Reason I ask I know a series can converge but then when you apply the absolute convergence test it may diverge. I understand this part. One concludes absolute convergence is a stronger condition!

But what happens if the original series diverges and the terms are negative , how do I know that by making it positive it won't become convergent? In this scenario you would never know that absolute convergence was the strongest condition.

The solution would be that it makes no mathematical sense to apply absolute convergence to a divergent series. Or is this just by definition maybe?
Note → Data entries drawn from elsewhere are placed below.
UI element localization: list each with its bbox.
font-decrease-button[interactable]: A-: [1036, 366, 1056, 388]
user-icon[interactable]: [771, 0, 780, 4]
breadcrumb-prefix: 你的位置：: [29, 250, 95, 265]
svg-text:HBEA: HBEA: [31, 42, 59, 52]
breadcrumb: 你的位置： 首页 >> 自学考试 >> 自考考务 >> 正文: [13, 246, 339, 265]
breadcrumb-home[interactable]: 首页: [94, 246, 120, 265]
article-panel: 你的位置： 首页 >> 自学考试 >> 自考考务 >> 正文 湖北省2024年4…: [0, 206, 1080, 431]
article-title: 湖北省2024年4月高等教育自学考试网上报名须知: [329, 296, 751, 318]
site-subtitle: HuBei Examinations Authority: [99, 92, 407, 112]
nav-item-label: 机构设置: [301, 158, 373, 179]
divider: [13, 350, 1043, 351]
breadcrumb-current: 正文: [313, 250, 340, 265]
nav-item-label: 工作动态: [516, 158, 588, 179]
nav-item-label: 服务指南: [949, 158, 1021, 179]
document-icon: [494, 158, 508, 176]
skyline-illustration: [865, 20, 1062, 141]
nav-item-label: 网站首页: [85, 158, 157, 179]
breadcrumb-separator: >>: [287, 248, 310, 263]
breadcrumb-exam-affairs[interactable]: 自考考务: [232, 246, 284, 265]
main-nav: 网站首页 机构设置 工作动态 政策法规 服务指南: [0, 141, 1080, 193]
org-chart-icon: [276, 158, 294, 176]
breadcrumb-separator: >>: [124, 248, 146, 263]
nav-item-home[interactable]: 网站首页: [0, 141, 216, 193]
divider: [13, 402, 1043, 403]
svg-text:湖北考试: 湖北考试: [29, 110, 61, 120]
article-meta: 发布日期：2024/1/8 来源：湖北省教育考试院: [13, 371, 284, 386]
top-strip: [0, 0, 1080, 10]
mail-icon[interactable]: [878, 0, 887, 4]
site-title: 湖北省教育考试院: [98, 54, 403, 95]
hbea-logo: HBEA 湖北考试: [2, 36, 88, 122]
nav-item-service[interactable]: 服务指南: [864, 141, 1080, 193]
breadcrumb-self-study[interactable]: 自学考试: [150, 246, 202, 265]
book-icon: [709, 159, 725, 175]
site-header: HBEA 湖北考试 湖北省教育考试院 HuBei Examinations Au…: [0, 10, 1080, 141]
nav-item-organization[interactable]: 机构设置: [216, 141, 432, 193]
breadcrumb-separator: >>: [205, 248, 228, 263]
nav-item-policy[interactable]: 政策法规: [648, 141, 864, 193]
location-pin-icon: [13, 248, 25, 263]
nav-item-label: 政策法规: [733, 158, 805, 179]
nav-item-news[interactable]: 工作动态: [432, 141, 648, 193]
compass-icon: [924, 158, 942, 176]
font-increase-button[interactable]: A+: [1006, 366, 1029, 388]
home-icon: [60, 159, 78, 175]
• Sorry, maybe I didn't understand your doubt but isn't $\sum a_n$ diverges, with $a_n$ negative $\implies \sum |a_n|=-\sum a_n$ also diverges? – user Feb 12 '18 at 17:34
• The contrapositive of the statement “any absolutely convergent series is also convergent” is “any divergent series is also absolutely divergent”, which is of course true. It perfectly makes sense to apply this statement, but simply it adds no new information on your divergent series. – Sangchul Lee Feb 12 '18 at 17:38

As you know and stated,

If a series is absolutely convergent, then it is convergent.

By contrapositive:

If a series is divergent, then it is not absolutely convergent.
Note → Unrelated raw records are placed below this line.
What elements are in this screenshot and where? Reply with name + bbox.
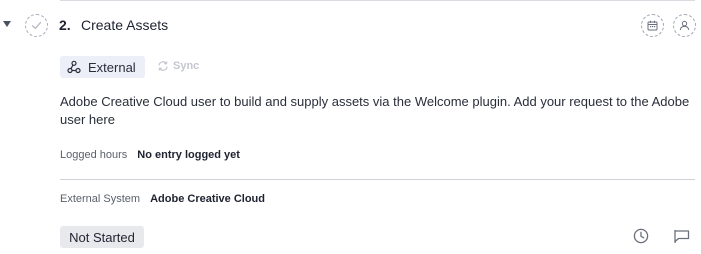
task-header: 2. Create Assets: [0, 14, 701, 38]
external-system-label: External System: [60, 193, 141, 205]
chevron-down-icon[interactable]: [3, 21, 11, 27]
flag-icon: [674, 230, 690, 243]
time-tracking-button[interactable]: [633, 228, 649, 249]
webhook-icon: [67, 60, 81, 74]
logged-hours-value: No entry logged yet: [137, 149, 240, 161]
sync-icon: [158, 61, 168, 71]
task-number: 2.: [59, 17, 71, 33]
check-icon: [31, 21, 42, 30]
task-title[interactable]: Create Assets: [81, 17, 168, 33]
assignee-button[interactable]: [673, 14, 696, 37]
user-icon: [679, 20, 690, 31]
logged-hours-label: Logged hours: [60, 149, 128, 161]
status-badge[interactable]: Not Started: [60, 226, 144, 248]
complete-task-button[interactable]: [25, 14, 48, 37]
task-description: Adobe Creative Cloud user to build and s…: [60, 94, 690, 127]
sync-button[interactable]: Sync: [157, 60, 199, 72]
external-tag[interactable]: External: [60, 56, 145, 78]
external-system-value: Adobe Creative Cloud: [150, 193, 265, 205]
calendar-icon: [647, 20, 658, 31]
top-divider: [60, 0, 695, 1]
external-tag-label: External: [88, 59, 136, 75]
section-divider: [60, 179, 695, 180]
logged-hours-row: Logged hours No entry logged yet: [60, 149, 240, 161]
due-date-button[interactable]: [641, 14, 664, 37]
flag-button[interactable]: [673, 229, 690, 249]
external-system-row: External System Adobe Creative Cloud: [60, 193, 265, 205]
sync-label: Sync: [173, 60, 200, 72]
clock-icon: [633, 228, 649, 244]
So indeed, performing an absolute convergence test on a divergent series is pointless: you know the answer already.

For your specific point (to which the above of course applies, but can be dealt with more specifically as well): theorems for positive series apply to negative series as well. This is simply because $\sum_n a_n$ converges iff $\sum_n (-a_n)$ converges.

• is that not exactly my point? – Guy Fsone Feb 12 '18 at 17:40
• @GuyFsone The point you made while I was typing my answer and that I only saw after I posted it (and doesn't include the last paragraph)? Yes, I reckon. – Clement C. Feb 12 '18 at 17:42

If the original series diverges then it cannot possibly be absolutely convergent.
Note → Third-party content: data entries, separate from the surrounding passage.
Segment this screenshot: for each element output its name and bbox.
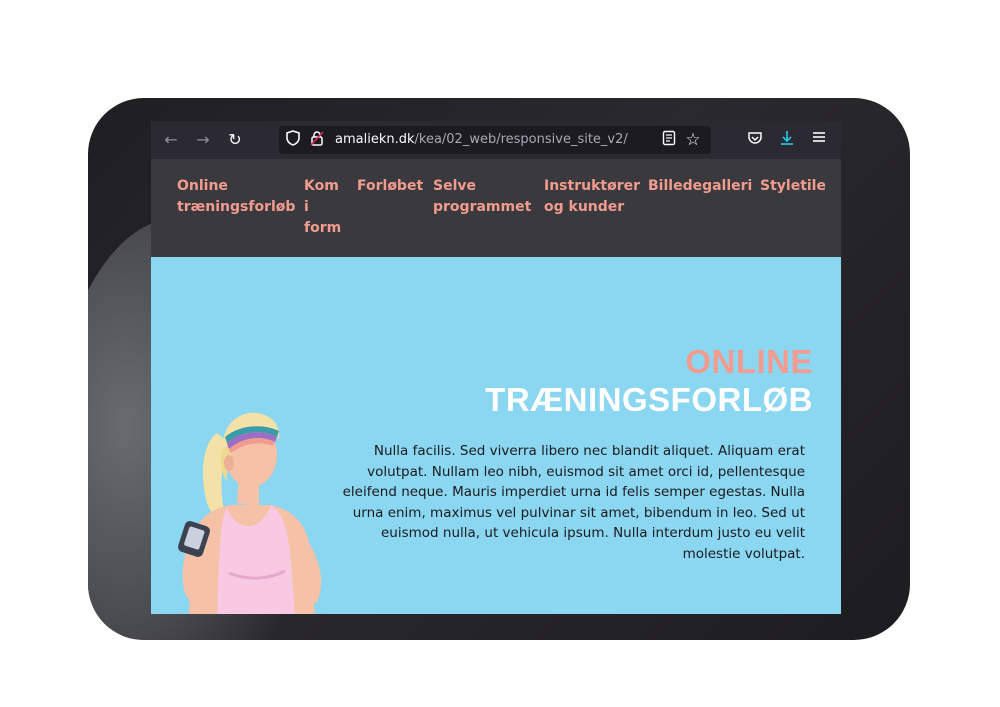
browser-toolbar: ← → ↻ amaliekn.dk/kea/02_web/responsive_…: [151, 121, 841, 159]
star-icon[interactable]: ☆: [683, 130, 703, 150]
arrow-left-icon[interactable]: ←: [161, 130, 181, 150]
nav-item-instruktoerer-og-kunder[interactable]: Instruktører og kunder: [544, 176, 640, 218]
tracking-shield-icon[interactable]: [283, 130, 303, 150]
reload-icon[interactable]: ↻: [225, 130, 245, 150]
hero-body-text: Nulla facilis. Sed viverra libero nec bl…: [342, 443, 805, 562]
reader-view-icon[interactable]: [659, 130, 679, 150]
address-bar[interactable]: amaliekn.dk/kea/02_web/responsive_site_v…: [279, 126, 711, 154]
site-navigation: Online træningsforløb Kom i form Forløbe…: [151, 159, 841, 257]
arrow-right-icon[interactable]: →: [193, 130, 213, 150]
nav-item-kom-i-form[interactable]: Kom i form: [304, 176, 341, 239]
url-domain: amaliekn.dk: [335, 132, 415, 147]
url-path: /kea/02_web/responsive_site_v2/: [414, 132, 628, 147]
pocket-icon[interactable]: [745, 130, 765, 150]
insecure-lock-icon[interactable]: [307, 130, 327, 150]
url-text[interactable]: amaliekn.dk/kea/02_web/responsive_site_v…: [335, 132, 628, 147]
nav-item-styletile[interactable]: Styletile: [760, 176, 826, 197]
tablet-screen: ← → ↻ amaliekn.dk/kea/02_web/responsive_…: [151, 121, 841, 614]
hero-title-line2: TRÆNINGSFORLØB: [485, 381, 813, 418]
nav-item-billedegalleri[interactable]: Billedegalleri: [648, 176, 752, 197]
nav-item-selve-programmet[interactable]: Selve programmet: [433, 176, 531, 218]
download-icon[interactable]: [777, 130, 797, 150]
woman-illustration: [177, 412, 322, 614]
hero-title-line1: ONLINE: [685, 343, 813, 380]
hamburger-menu-icon[interactable]: [809, 130, 829, 150]
nav-item-online-traeningsforloeb[interactable]: Online træningsforløb: [177, 176, 295, 218]
nav-item-forloebet[interactable]: Forløbet: [357, 176, 423, 197]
Hint: Cauchy criterion for convergence. For all $m > n$ sufficiently large

$$\left|\sum_{k=n}^m a_k\right| \leqslant \sum_{k=n}^m |a_k| < \epsilon$$

• is your argument similar to mine, or I am wrong? Thanks – user Feb 12 '18 at 17:44
• @gimusi: Mine is just a hint. There is nothing wrong with yours or any of these answers. I added an upvote to your answer. – RRL Feb 12 '18 at 18:14
• Thanks I didn’t understand the downvotes and I was wondering if I was missing something in the OP. Thanks again! – user Feb 12 '18 at 18:17

Note that the following mathematical propositions are equivalent

$$(P\implies Q)\equiv (\neg Q\implies \neg P)$$

Now take

$P :$ (The series $\sum(a_n)_n$ converges absolutely )

and

$Q:$ ( The series $\sum(a_n)_n$ converges )

and we have,

((The series $\sum(a_n)_n$ converges absolutely ) $\implies$ The series $\sum(a_n)_n$ converges) )

Hence we have

((The series $\sum(a_n)_n$ diverges ) $\implies$ The series $\sum(a_n)_n$ diverges absolutely ) )

what can you conclude?

Note that if $\sum a_n$ diverges, with $a_n$ negative, also $\sum |a_n|=-\sum a_n$ diverges.

• Could you please also explain what is wrong in this simple observation? Thanks – user Feb 12 '18 at 17:48

Let $a_n$ be any divergent series. Define $$b_n=\left\{ \begin{array}{lc} a_n & \mbox{ if } a_n \geq 0 \\ 0& \mbox{ if } a_n < 0 \\ \end{array} \right. \\ c_n=\left\{ \begin{array}{lc} -a_n & \mbox{ if } a_n < 0 \\ 0& \mbox{ if } a_n \geq \\ \end{array} \right. \\$$

Then, $\sum b_n, \sum c_n$ are non-negative series and $$\sum_{k=1}^n a_k =\left(\sum_{k=1}^n b_k \right)-\left(\sum_{k=1}^n c_k \right) \\ \sum_{k=1}^n |a_k| =\left(\sum_{k=1}^n b_k \right)+\left(\sum_{k=1}^n c_k \right)$$

Since $b_n, c_n$ are non-negative, the following results are obvious:

Lemma 1 If $\sum_{k=1}^\infty |a_k| <\infty$ then $$\sum_{k=1}^\infty b_k <\infty \\ \sum_{k=1}^\infty c_k <\infty$$

Lemma 2: If $\sum_{k=1}^\infty b_k, \sum_{k=1}^\infty c_k$ are convergent, then so is $$\sum_{k=1}^n a_k =\left(\sum_{k=1}^n b_k \right)-\left(\sum_{k=1}^n c_k \right)$$

It is easy to conclude from here that divergence of the series implies that $\sum_{k=1}^\infty |a_k|=\infty$.